New Features for Duplicate Bug Detection Nathan Klein, Department of Computer Science, Oberlin College, Oberlin, Ohio, USA, nklein@oberlin.edu Christopher S. Corley, Nicholas A. Kraft, Department of Computer Science, The University of Alabama, Tuscaloosa, Alabama, USA, cscorley@ua.edu, nkraft@cs.ua.edu

#Keywords:

  • ii1. Duplicate bug reports: When many developers/testers file a bug report having same technical problems but they use different terminology or styles and write about different phenomenon to write about the same issue(s) that is classified as a duplicate bug report.

  • ii2. Topic model: In machine learning and natural language processing, a topic model is a type of statistical model for discovering the abstract "topics" that occur in a collection of documents.

  • ii3. Machine learning: Machine learning is a subfield of computer science that is closely related to (and often overlaps with) computational statistics; a discipline which also focuses in prediction-making through the use of computers.

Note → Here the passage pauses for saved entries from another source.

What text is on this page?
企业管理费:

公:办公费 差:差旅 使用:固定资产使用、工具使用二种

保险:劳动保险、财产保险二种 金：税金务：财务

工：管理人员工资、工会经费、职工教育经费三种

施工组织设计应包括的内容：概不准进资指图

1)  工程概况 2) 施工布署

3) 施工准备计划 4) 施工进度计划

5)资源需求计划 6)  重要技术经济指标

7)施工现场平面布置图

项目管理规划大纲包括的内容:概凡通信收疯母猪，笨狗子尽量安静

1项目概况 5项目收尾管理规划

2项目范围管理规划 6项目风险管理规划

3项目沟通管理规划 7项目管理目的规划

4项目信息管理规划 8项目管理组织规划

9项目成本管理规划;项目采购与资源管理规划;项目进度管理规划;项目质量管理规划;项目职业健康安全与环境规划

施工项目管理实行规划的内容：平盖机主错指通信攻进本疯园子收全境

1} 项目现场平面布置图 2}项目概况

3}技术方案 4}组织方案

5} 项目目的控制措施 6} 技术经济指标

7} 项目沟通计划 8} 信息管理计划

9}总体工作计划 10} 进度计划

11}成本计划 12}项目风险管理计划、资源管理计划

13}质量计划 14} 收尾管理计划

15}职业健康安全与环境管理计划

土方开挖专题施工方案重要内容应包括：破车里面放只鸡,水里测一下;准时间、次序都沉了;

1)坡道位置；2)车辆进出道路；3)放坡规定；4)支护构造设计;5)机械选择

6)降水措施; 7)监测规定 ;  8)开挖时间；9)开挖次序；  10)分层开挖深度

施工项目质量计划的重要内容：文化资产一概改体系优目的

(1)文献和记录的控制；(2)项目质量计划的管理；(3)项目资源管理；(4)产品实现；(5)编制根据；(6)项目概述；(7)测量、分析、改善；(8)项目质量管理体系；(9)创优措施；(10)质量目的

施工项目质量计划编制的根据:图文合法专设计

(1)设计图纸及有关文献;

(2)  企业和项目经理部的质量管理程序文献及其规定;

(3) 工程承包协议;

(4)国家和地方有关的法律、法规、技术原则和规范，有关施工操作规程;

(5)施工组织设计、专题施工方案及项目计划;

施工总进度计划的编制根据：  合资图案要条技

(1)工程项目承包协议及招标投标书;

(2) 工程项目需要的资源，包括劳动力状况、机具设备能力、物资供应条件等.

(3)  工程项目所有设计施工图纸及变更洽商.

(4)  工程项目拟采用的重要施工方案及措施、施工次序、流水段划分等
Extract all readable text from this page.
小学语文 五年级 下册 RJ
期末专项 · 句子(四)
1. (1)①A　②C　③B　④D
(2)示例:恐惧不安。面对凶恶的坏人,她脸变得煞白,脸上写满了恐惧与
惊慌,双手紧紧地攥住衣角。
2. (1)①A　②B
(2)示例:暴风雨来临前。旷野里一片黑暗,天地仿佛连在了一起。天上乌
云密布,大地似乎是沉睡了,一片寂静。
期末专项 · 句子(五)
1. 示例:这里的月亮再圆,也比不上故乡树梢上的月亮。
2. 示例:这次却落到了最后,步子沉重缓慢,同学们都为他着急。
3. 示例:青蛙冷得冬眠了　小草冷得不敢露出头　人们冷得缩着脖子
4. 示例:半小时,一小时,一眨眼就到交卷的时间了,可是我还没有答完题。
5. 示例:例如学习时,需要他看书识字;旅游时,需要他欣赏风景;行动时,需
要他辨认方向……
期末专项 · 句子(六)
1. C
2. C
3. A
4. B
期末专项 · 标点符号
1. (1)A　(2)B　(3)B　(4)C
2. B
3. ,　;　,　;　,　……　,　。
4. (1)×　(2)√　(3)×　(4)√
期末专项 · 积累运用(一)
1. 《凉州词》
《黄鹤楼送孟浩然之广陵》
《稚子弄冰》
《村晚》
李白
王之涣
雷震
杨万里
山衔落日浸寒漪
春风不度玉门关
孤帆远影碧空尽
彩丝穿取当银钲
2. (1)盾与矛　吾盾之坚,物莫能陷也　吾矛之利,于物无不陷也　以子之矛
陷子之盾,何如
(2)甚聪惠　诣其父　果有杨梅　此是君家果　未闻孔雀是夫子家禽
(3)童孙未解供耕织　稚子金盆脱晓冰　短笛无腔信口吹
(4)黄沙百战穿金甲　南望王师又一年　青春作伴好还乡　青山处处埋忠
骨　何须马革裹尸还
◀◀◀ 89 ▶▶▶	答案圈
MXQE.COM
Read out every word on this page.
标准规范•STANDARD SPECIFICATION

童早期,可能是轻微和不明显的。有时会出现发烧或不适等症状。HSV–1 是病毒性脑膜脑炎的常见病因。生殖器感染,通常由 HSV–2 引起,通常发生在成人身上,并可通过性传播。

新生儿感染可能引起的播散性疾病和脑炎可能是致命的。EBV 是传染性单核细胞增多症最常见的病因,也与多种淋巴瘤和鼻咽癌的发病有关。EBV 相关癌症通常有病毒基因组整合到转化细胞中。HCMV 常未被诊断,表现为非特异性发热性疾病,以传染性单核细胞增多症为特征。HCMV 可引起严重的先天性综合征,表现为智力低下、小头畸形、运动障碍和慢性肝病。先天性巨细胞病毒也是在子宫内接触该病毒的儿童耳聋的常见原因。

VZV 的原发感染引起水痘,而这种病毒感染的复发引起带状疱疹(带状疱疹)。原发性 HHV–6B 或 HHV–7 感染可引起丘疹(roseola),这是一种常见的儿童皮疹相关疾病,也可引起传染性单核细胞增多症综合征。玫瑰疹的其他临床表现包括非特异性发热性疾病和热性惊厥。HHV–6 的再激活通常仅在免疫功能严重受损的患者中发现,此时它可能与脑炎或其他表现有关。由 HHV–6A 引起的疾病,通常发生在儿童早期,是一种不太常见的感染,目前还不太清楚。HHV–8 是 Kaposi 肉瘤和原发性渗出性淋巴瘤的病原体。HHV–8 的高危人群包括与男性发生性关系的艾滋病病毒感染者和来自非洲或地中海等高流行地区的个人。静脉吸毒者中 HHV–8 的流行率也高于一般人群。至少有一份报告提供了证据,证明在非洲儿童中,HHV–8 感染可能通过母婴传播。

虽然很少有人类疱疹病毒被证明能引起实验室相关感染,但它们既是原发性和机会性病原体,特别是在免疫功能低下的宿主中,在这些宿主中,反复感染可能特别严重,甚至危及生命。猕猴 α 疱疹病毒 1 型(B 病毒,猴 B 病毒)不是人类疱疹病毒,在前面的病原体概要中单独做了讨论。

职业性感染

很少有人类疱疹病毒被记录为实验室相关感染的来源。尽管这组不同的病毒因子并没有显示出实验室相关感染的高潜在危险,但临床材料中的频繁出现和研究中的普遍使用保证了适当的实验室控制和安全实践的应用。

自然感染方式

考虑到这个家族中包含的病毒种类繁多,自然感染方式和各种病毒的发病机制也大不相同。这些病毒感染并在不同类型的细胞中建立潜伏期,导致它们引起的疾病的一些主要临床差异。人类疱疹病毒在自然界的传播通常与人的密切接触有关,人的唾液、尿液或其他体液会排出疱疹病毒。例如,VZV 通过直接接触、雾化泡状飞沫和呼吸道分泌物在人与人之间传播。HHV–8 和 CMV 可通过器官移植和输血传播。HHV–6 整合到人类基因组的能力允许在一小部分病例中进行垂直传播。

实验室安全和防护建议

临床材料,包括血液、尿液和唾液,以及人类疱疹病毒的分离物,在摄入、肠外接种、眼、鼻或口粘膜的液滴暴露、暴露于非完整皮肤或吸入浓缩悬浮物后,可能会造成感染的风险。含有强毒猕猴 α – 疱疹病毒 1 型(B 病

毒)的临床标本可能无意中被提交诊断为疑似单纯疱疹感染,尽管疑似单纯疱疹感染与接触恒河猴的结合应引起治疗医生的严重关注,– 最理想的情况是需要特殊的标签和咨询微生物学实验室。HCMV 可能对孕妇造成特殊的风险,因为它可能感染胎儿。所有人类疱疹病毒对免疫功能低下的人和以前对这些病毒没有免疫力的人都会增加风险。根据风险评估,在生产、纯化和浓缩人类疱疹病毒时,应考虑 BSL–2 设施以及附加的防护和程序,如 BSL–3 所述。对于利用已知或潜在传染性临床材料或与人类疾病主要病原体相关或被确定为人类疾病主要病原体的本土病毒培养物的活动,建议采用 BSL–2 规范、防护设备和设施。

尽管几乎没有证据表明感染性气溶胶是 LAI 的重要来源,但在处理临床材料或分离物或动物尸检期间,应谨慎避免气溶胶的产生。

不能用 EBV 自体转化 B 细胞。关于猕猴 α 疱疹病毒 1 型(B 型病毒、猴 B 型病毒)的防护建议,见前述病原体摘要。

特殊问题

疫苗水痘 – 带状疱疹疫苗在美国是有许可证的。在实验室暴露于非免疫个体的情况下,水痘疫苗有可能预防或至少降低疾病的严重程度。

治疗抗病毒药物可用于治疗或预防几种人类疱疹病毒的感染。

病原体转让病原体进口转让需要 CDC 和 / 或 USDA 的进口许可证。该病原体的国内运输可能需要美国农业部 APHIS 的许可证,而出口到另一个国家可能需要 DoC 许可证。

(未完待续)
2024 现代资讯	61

  • ii4. Deduplication: In computing deduplication is a specialized compression technique for eliminating duplicate copies of repeating data

###Notes:

  • iii1. Data set: The writers have used the data collected by – ‘A. Alipour, A. Hindle, and E. Stroulia. A contextual approach towards more accurate duplicate bug report detection. In Proc. 10th Working Conf. on Mining Software Repositories, pages 183–192, 2013.’. It consists of reports pulled from the android database between November 2007 and September 2012

  • iii2. Related Work: The work related to the authors work is by C. Sun, D. Lo, S.-C. Khoo, and J. Jiang who formulated the duplicate bug detection problem as given a bug report, return a list of the top-k most similar bug reports. Also one of the other related works is by Alipour who formulated the problem as given two bug reports, predict whether they are duplicates. The authors have mentioned that their approach is similar to the latter approach.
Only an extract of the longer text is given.